I need everyones help! If u still can view the "New Yankee Workshop" in your area, I need to know who the sponsors are. One of the best woodworking shows has been dropped by HGTV in NY/NJ area. Let me know if u agree and can help. Thanks, G


----------



## pmspirito (Sep 19, 2004)

I record it on TiVo every Saturday. I will note who the sponsors are this weekend. And yes it is the best. I have been so disappointed at the constant re-runs of the Router Workshop on PBSU. I understand there are over 160 shows and I see the same dozen over and over.
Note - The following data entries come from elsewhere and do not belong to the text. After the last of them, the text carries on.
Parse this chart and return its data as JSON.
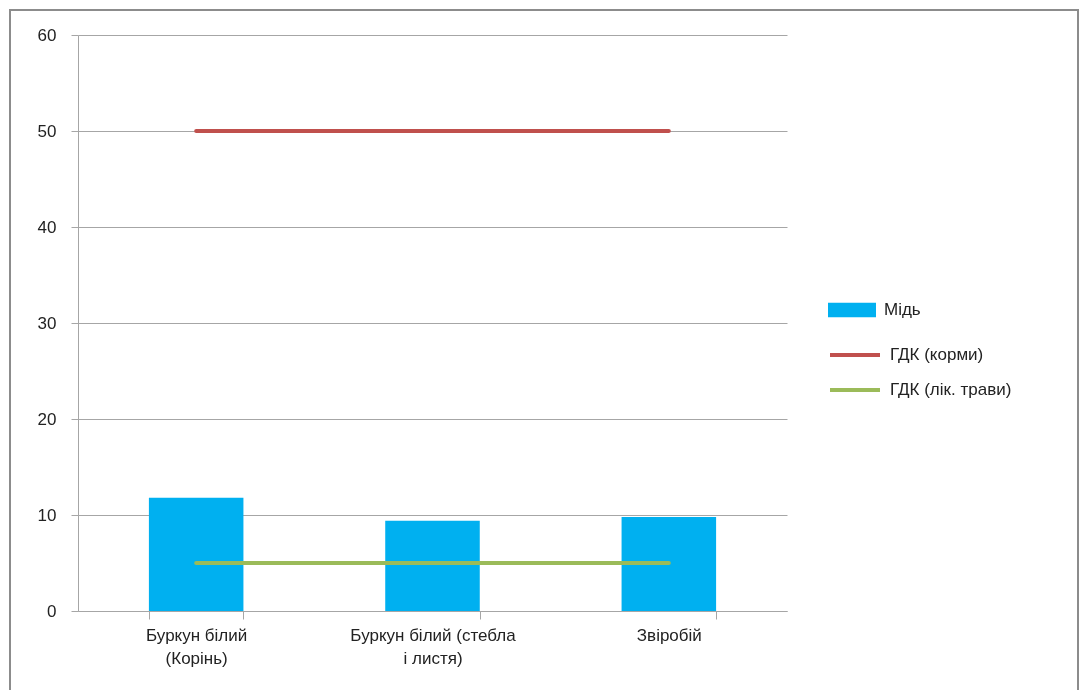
{
  "chart_data": {
    "type": "bar",
    "categories": [
      "Буркун білий (Корінь)",
      "Буркун білий (стебла і листя)",
      "Звіробій"
    ],
    "series": [
      {
        "name": "Мідь",
        "color": "#00b0f0",
        "values": [
          11.8,
          9.4,
          9.8
        ]
      },
      {
        "name": "ГДК (корми)",
        "type": "line",
        "color": "#c0504d",
        "values": [
          50,
          50,
          50
        ]
      },
      {
        "name": "ГДК (лік. трави)",
        "type": "line",
        "color": "#9bbb59",
        "values": [
          5,
          5,
          5
        ]
      }
    ],
    "ylim": [
      0,
      60
    ],
    "yticks": [
      0,
      10,
      20,
      30,
      40,
      50,
      60
    ],
    "grid": "y",
    "legend": "right"
  }
}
Thats a shame because Bob and Rick do such a good job.


----------



## garmtn (Mar 11, 2005)

Greatttttttttt! Really appreciate it!! The only way to get action is to pull a "Network." Remember that movie? "I'm as mad as he-- and I'm not going to take it anymore!" FYI: did send a message to a competitor, TLC. Maybe they'll pick it up. Thanks again. Glenn


----------



## Glenmore (Sep 10, 2004)

Yeah good idea PBS is playing head games with the router work shop in my area again they were running reruns for about 4 months then I'd see newer episodes. And bam they taking it off again on me. Not pleased at all I guess I'll start calling around next week.


----------



## garmtn (Mar 11, 2005)

PMspirito: Watched this old house classics today for no other reason than to view commercials. There were over 20 companies! Can you just imagine if we start a campaign to get New Yankee back on the air with a boycott of HGTV and the sponsors? It could spread like wildfire! Just one view yesterday and there were over 16 additional threads about HGTV pulling New Yankee. Here are some HGTV sponsors: Lowes, Lumber Liquidators, Ford, GMC, Marvin Windows, Orkin, United Health, Jeep, Champion, Busch Gardens, American Standard, Kohler, Lipitor, House values, Vehix, QVC, Sears, Citicard, and many more. Please let me know the ones I've missed, OK? Thanks


----------



## Dewy (Sep 15, 2004)

Here in UK we only get any woodworking programmes on the Discovery Home & Leisure channel on digital satellite.
Last year they decided not to show the new series of NYW and it took a lot of phone calls and complaints on their forum before they finally desided to show it in January a year late.
Even then they had technical problems and didn't show the first episode of the series.
They rescheduled it to be shown a couple of weeks ago on a Saturday and then put an old episode on.
We were then told that the tape they had been sent in January had poor or no sound.
Despite knowing this they still had it scheduled then changed it.
They are the same with This Old House.
They just stopped buying the series but give us constant repeats of series frm 1989 onwards.
From showing a number of woodworking series which had the new seasons shows all Wednesday evenings called Workshop Wednesday they have changed to mainly property shows bought a year after being screened on one of the national terrestial channels and lots and lots of fishing shows.
Every day of the wekk there are a minimum 3 hours of fishing.
We are left with the series from 1989 to 2004 being shown every weekday at 2.30pm.
A number of people have had digital installed just to see NYW after so many have been talking about it on woodworking forums and are disillusioned by the few programs shown now when we used to have 5 or 6 different shows seen regularly.
I have been trying to suggest that H&L show the Router Workshop series.We are still trying to find out if they intend showing the 2005 series in the future as before last year we had alwys had the series here as soon as its 1st run in USA. :'(


----------